Amazon's Dellessa James talks Black music, big moves and the future

Amazon's Dellessa James talks Black music, big moves and the future

Dellessa James has told Music Week that the coronavirus pandemic can push the UK’s Black music community to new heights.

Former BBC Radio 1/1Xtra producer James, who helped drive the success of Charlie Sloth’s Fire In The Booth before going with him to Apple Music, moved to Amazon last year and has high hopes for the platform.

Speaking to Music Week to mark her first year as senior artist relations manager at Amazon Music – which is staging Prime Day Live this month –  James reflected on the current state of the UK scene.

“I’m so excited,” James said. “In these Covid times you have to be creative. How can you make an album bigger? How can you elevate it?”

“Covid and what we’ve all gone through over the last year is going to affect the Black music scene,” she added. “I know a lot of managers who stopped managing and have gone on to do different jobs because they’ve got no revenue from live shows. I’ve had a lot of artists hit me up about what they’ve learned from the last year and how they’re going to diversify their skills and move into doing other things: films, businesses and elevating their revenue streams in many different ways.”

James said that acts who may have been relying on festival income to sustain themselves are pivoting, hinting that the enforced changes could yield positive results.

We’ve got even more space to give new artists opportunities

Dellessa James, Amazon Music

“Think of a generic artist, who was relying  on festival money… There’s no survival for them, you know?” she said. |So now it’s about, ‘What’s my clothing line going to be? What’s my jewellery line going to be?’ There’s definitely going to be a rise in artists pushing their own businesses. I can see a big surge in artists becoming actors as well.”

James is working on Amazon Music’s +44 playlist brand and has overseen an evolution of its offering. “It’s UK rap, grime, drill, Afrobeats, all those Black music sounds,” she explained. “When Amazon first started telling me about it I was so excited and ideas just started coming, and we’re evolving it [into four separate playlists now].” 

“It just wasn’t big enough,” James said. “By having the additional playlists, it means that we’ve got even more space to give new artists opportunities and also just give the customers an opportunity to discover new favourites as well.”

James also spoke about the new +44 podcast offering, which stars a show co-hosted by comedian David ‘Sideman’ Whitely and cultural commentator Zeze Millz.

“They are talented, talented hosts who are really passionate about Black culture,” James said. “It lives in the Amazon Music app and has visual elements to it as well because it’s going to be filmed. That means visual social kits for the Instagram account and then, quarterly on Twitch, we’re going to do a show where we incorporate all the best visual bits. I’m really excited. I can see so much traction already. A lot of artists and managers that are just getting in contact and want to be a part of it.”

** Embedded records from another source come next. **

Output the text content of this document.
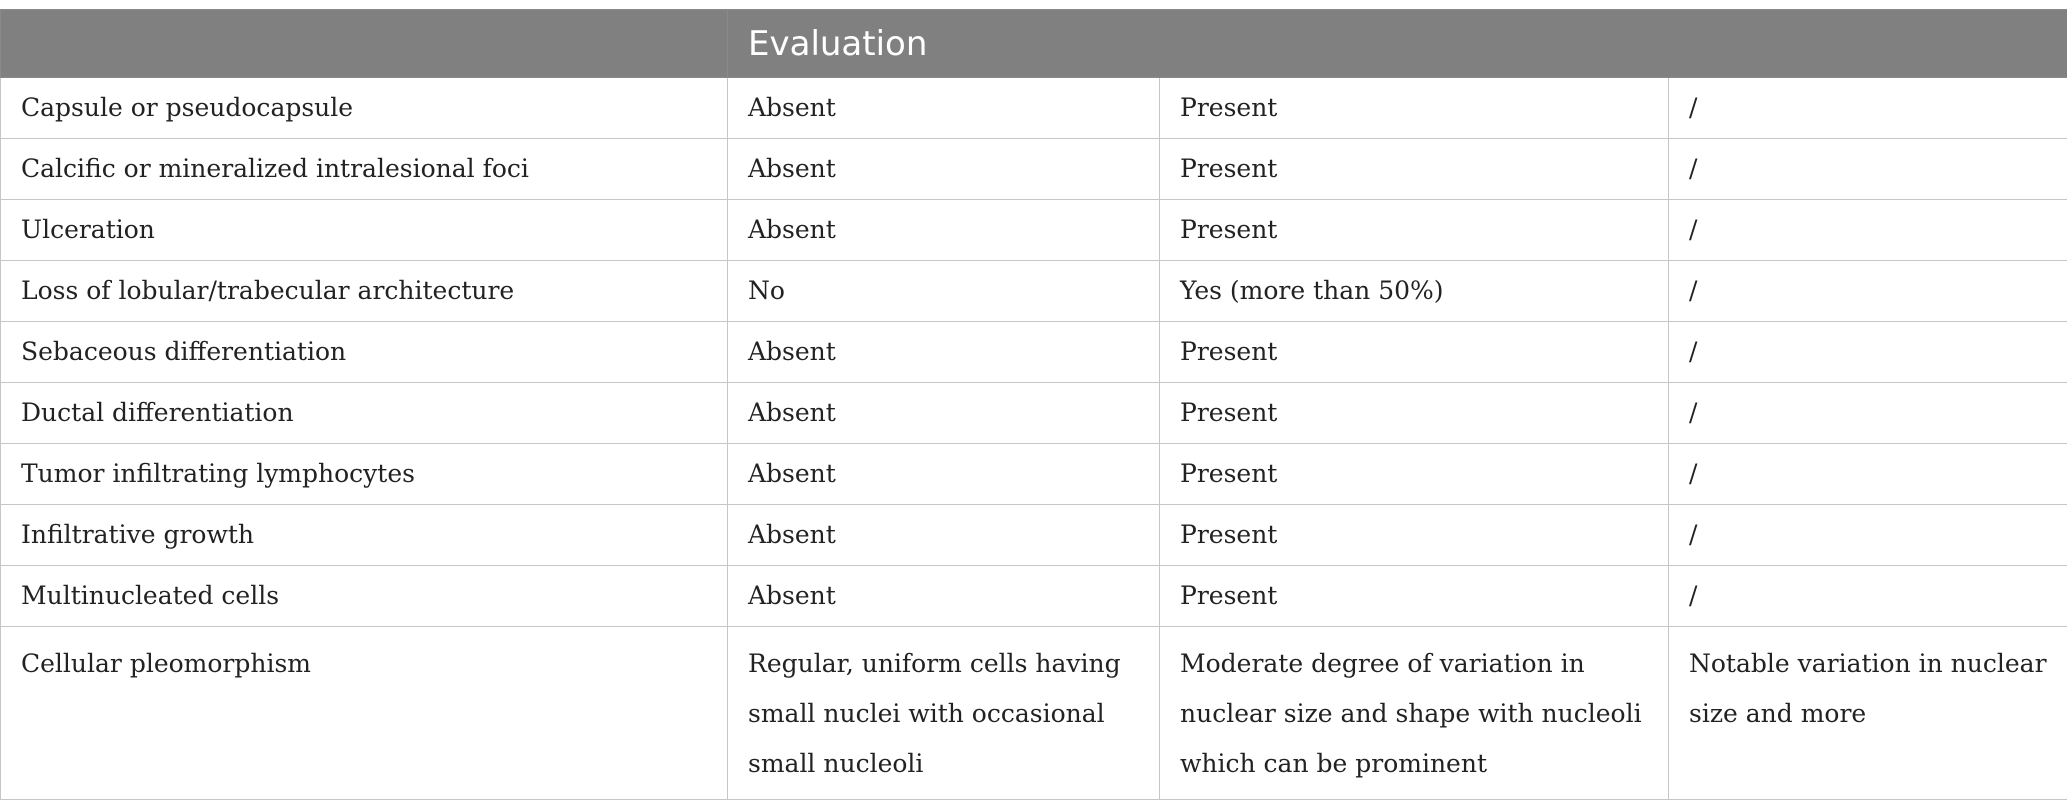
	Evaluation		
Capsule or pseudocapsule	Absent	Present	/
Calcific or mineralized intralesional foci	Absent	Present	/
Ulceration	Absent	Present	/
Loss of lobular/trabecular architecture	No	Yes (more than 50%)	/
Sebaceous differentiation	Absent	Present	/
Ductal differentiation	Absent	Present	/
Tumor infiltrating lymphocytes	Absent	Present	/
Infiltrative growth	Absent	Present	/
Multinucleated cells	Absent	Present	/
Cellular pleomorphism	Regular, uniform cells having small nuclei with occasional small nucleoli	Moderate degree of variation in nuclear size and shape with nucleoli which can be prominent	Notable variation in nuclear size and more
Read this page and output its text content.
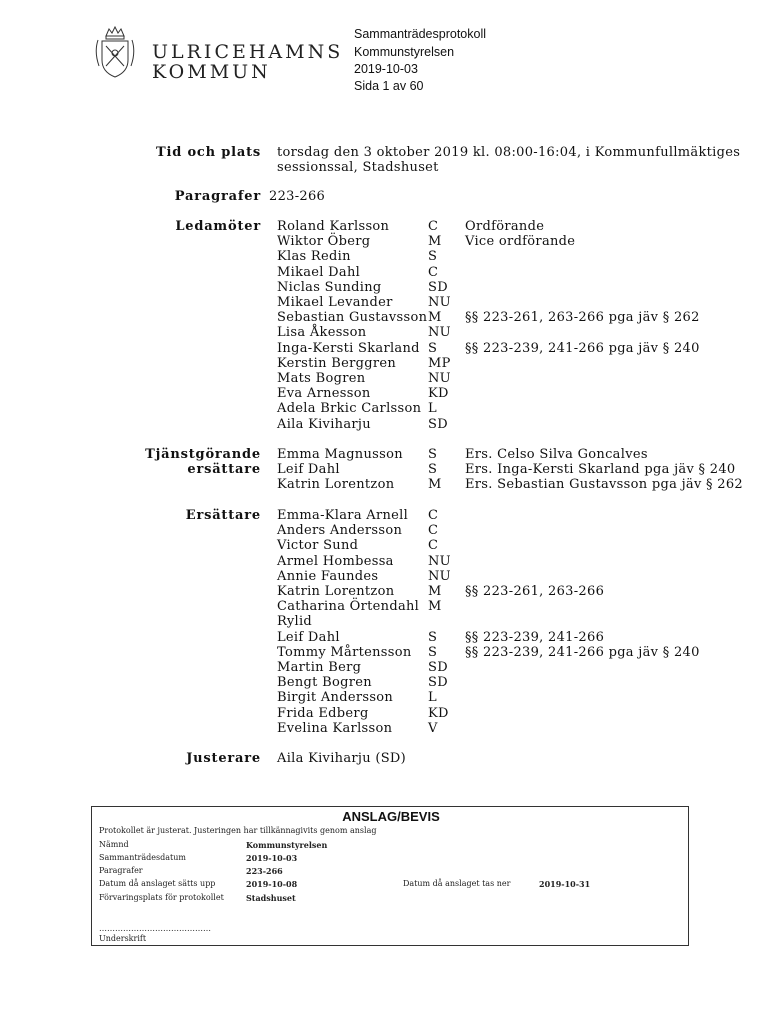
ULRICEHAMNS
KOMMUN
Sammanträdesprotokoll
Kommunstyrelsen
2019-10-03
Sida 1 av 60
Tid och plats torsdag den 3 oktober 2019 kl. 08:00-16:04, i Kommunfullmäktiges
sessionssal, Stadshuset
Paragrafer 223-266
Ledamöter Roland Karlsson	C Ordförande
Wiktor Öberg	M Vice ordförande
Klas Redin	S
Mikael Dahl	C
Niclas Sunding	SD
Mikael Levander	NU
Sebastian Gustavsson M §§ 223-261, 263-266 pga jäv § 262
Lisa Åkesson	NU
Inga-Kersti Skarland S §§ 223-239, 241-266 pga jäv § 240
Kerstin Berggren MP
Mats Bogren	NU
Eva Arnesson	KD
Adela Brkic Carlsson L
Aila Kiviharju	SD
Tjänstgörande
ersättare
Emma Magnusson S Ers. Celso Silva Goncalves
Leif Dahl	S Ers. Inga-Kersti Skarland pga jäv § 240
Katrin Lorentzon	M Ers. Sebastian Gustavsson pga jäv § 262
Ersättare Emma-Klara Arnell C
Anders Andersson C
Victor Sund	C
Armel Hombessa	NU
Annie Faundes	NU
Katrin Lorentzon	M §§ 223-261, 263-266
Catharina Örtendahl M
Rylid
Leif Dahl	S §§ 223-239, 241-266
Tommy Mårtensson S §§ 223-239, 241-266 pga jäv § 240
Martin Berg	SD
Bengt Bogren	SD
Birgit Andersson	L
Frida Edberg	KD
Evelina Karlsson	V
Justerare Aila Kiviharju (SD)
ANSLAG/BEVIS
Protokollet är justerat. Justeringen har tillkännagivits genom anslag
Nämnd	Kommunstyrelsen
Sammanträdesdatum	2019-10-03
Paragrafer	223-266
Datum då anslaget sätts upp	2019-10-08	Datum då anslaget tas ner	2019-10-31
Förvaringsplats för protokollet	Stadshuset
……………………………………
Underskrift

James also confirmed plans to take +44 on the road, once restrictions allow.

“It’s about getting out to all the cities and towns and hearing voices and local opinions,” James said. “I just think it’s key, getting artists from all over the UK on the show and to start hearing different opinions, experiences and challenges. London is different from Manchester, Manchester is different from Birmingham. Let’s find out what people have going on.”